To solve that problem, however, is much bigger than simply recognizing it. “Training could get you there, but I’m not sure how [supervisors] would receive that,” Homer says. “Leadership in a company starts from the top, from the CEO and others. We should be role models for behaviors that filter down to front-line leaders.”

Beyond that, she says, “is the simple concept of treating people the way they want to be treated. Understanding can go a long way.”

Benefits innovations. Where Rheem has noticed increasing demands from employees, she says, is in the area of “financial wellness.”

“A lot of them are living paycheck to paycheck,” Homer says. “We are starting to work with some of our partners on how to help [employees] do that differently, not necessarily with financial advisors but just advice on how to manage money and take a long-term retirement strategy.”

Also, Rheem is attempting to “help people from a well-being standpoint.
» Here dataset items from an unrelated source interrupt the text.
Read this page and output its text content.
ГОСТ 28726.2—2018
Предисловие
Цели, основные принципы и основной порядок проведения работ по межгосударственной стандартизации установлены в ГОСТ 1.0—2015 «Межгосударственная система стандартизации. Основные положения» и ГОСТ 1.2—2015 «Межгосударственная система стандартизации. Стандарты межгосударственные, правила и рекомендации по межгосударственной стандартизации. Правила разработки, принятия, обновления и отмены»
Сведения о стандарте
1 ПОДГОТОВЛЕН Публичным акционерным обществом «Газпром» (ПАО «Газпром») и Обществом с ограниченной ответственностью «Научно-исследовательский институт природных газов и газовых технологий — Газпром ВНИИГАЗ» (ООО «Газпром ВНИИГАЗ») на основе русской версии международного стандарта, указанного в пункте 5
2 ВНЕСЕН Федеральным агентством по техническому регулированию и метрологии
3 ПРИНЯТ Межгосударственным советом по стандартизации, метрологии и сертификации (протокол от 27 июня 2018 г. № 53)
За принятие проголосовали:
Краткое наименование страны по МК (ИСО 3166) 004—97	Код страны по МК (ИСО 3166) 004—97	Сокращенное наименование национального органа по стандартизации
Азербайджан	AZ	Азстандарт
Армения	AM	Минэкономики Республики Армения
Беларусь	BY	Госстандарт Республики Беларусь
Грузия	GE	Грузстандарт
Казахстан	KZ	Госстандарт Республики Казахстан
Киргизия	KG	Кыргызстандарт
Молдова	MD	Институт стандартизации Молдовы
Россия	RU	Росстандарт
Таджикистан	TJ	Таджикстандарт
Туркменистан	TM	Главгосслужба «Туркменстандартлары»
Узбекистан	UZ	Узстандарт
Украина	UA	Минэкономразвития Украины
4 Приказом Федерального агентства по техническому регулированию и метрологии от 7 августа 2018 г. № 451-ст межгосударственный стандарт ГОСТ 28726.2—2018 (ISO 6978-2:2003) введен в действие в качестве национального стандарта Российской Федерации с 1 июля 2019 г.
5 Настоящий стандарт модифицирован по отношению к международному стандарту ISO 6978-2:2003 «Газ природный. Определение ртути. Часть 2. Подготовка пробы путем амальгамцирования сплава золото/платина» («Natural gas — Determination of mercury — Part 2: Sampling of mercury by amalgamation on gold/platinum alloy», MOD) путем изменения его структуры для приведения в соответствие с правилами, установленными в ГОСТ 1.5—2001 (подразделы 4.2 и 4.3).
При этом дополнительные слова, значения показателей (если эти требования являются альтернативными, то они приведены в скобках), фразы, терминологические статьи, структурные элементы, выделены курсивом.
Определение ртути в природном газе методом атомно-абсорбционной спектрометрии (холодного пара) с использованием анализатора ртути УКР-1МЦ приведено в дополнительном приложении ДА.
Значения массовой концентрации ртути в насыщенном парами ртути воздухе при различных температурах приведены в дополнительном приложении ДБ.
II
How do we get them to think about diet and exercise differently? That’s something we’ve been exploring.”

DEI navigation. As a prime example of a successful “diverse” careerist (female immigrant with parents from Bangladesh), Homer understands this arena on a personal level.

“We certainly do have a higher ratio of women” in leadership positions at Rheem than in the past, she says. “And it’s an interesting climate to navigate. When I interview clients, I’m asked about my journey, and I’m open and honest about it. They ask, ‘Who else is like you here?’ And I say that I’m actually one of the first people in this role at this level, and that affects how I’m thinking about talent and roles.”

Who’s got leverage. Homer has noted how the overall U.S. talent market has loosened a bit since the end of the pandemic and given employers generally more leverage than a couple of years ago.

But that shift hasn’t taken hold much at Rheem. “In some locations, there is still a shortage of labor, so we have to compete very heavily,” Homer says. “In [areas] where we continue to make strides, like technology, there is still a huge shortage of really good talent. So it’s about creating the right workplace environment so you can secure good talent and hang on to them.”